Liquibase Developer Workflow
Let's go through the entire developer workflow from beginning to end!
Step One
On your local development machine, add new changesets to your changelog. The changes are your choice to make.
Step Two
Run liquibase update
to apply the changes to the developer database. Iterate until you are happy with the final state.
Step Three
Run liquibase status --verbose --url=jdbc:h2:tcp://localhost:9090/mem:integration
Running the command in step 3 allows you to see that the integration database has changesets that were not applied.
It is always best practice to know what changes are going to take place before saving and applying the changelog, especially if someone else edited or created the changelog.
Step Four
Run liquibase update-sql --url=jdbc:h2:tcp://localhost:9090/mem:integration
Running the command in step 4 allows you to see exactly what SQL would run when running the update
command. You can also run a diff
command to compare the changes before saving and applying them.
To run the diff
command, run: liquibase diff --url=jdbc:h2:tcp://localhost:9090/mem:dev --referenceUrl=jdbc:h2:tcp://localhost:9090/mem:integration --referenceUsername=dbuser --referencePassword=letmein
Step Five
Save your changelog to source control, when you are happy with the changes that will be applied.
Step Six
Run liquibase update --url=jdbc:h2:tcp://localhost:9090/mem:integration
to apply the new changesets.
You can run the status
, update-sql
, and diff
commands again as way to see that all the changes have now been applied to integration.
DONE!
That's the whole workflow! Now, start back at step 1 to continue iterating through the entire cycle until you have a good feel for how Liquibase works.
What Now?
Now that you have a feel for Liquibase against your sample database, you can try it against your standard databases.

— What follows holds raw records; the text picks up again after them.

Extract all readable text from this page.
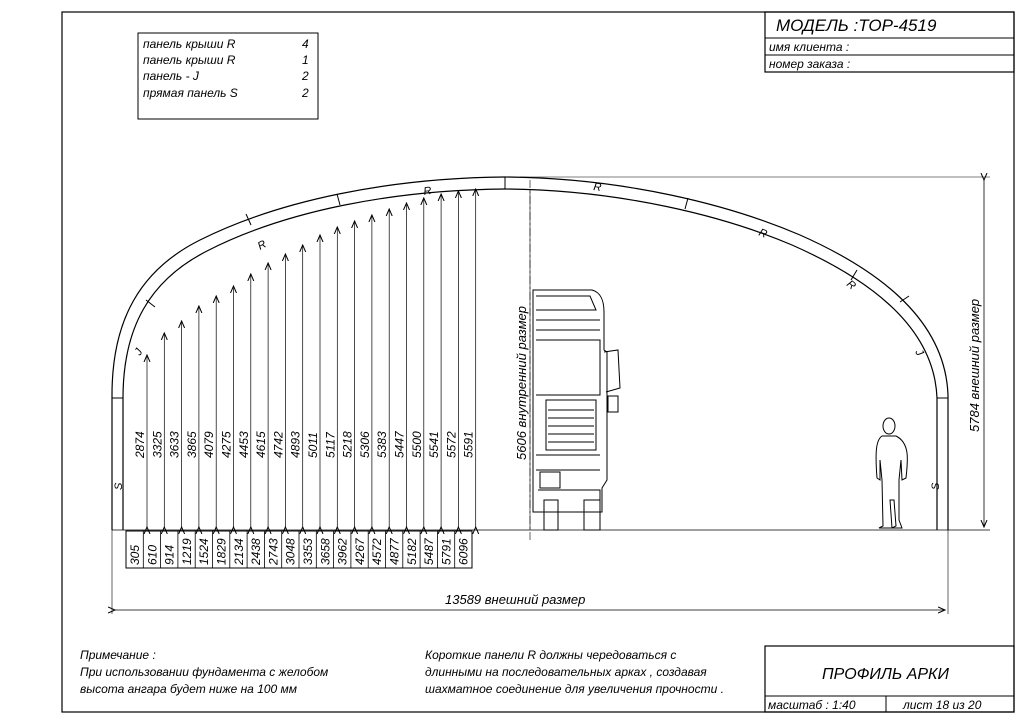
МОДЕЛЬ :TOP-4519
имя клиента :
номер заказа :
панель крыши R	4
панель крыши R	1
панель - J	2
прямая панель S	2
S	S
J	J
R
R	R
R
R
2874 3325 3633 3865 4079 4275 4453 4615 4742 4893 5011 5117 5218 5306 5383 5447 5500 5541 5572 5591
305 610 914 1219 1524 1829 2134 2438 2743 3048 3353 3658 3962 4267 4572 4877 5182 5487 5791 6096
5606 внутренний размер	5784 внешний размер
13589 внешний размер
Примечание :
При использовании фундамента с желобом
высота ангара будет ниже на 100 мм
Короткие панели R должны чередоваться с
длинными на последовательных арках , создавая
шахматное соединение для увеличения прочности .
ПРОФИЛЬ АРКИ
масштаб : 1:40	лист 18 из 20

Just add your database's jdbc drivers to the lib
directory in the Liquibase install directory and update the url
, username
, and password
fields in the Liquibase properties file.
Note: Liquibase 4.6.1 and later versions come with pre-installed drivers. For more information, see Adding and Updating Liquibase Drivers.
Also, check the documentation associated with your specific database to locate the correct url format and download the driver jar. Then use the Liquibase Developer Workflow to make changes against your own database.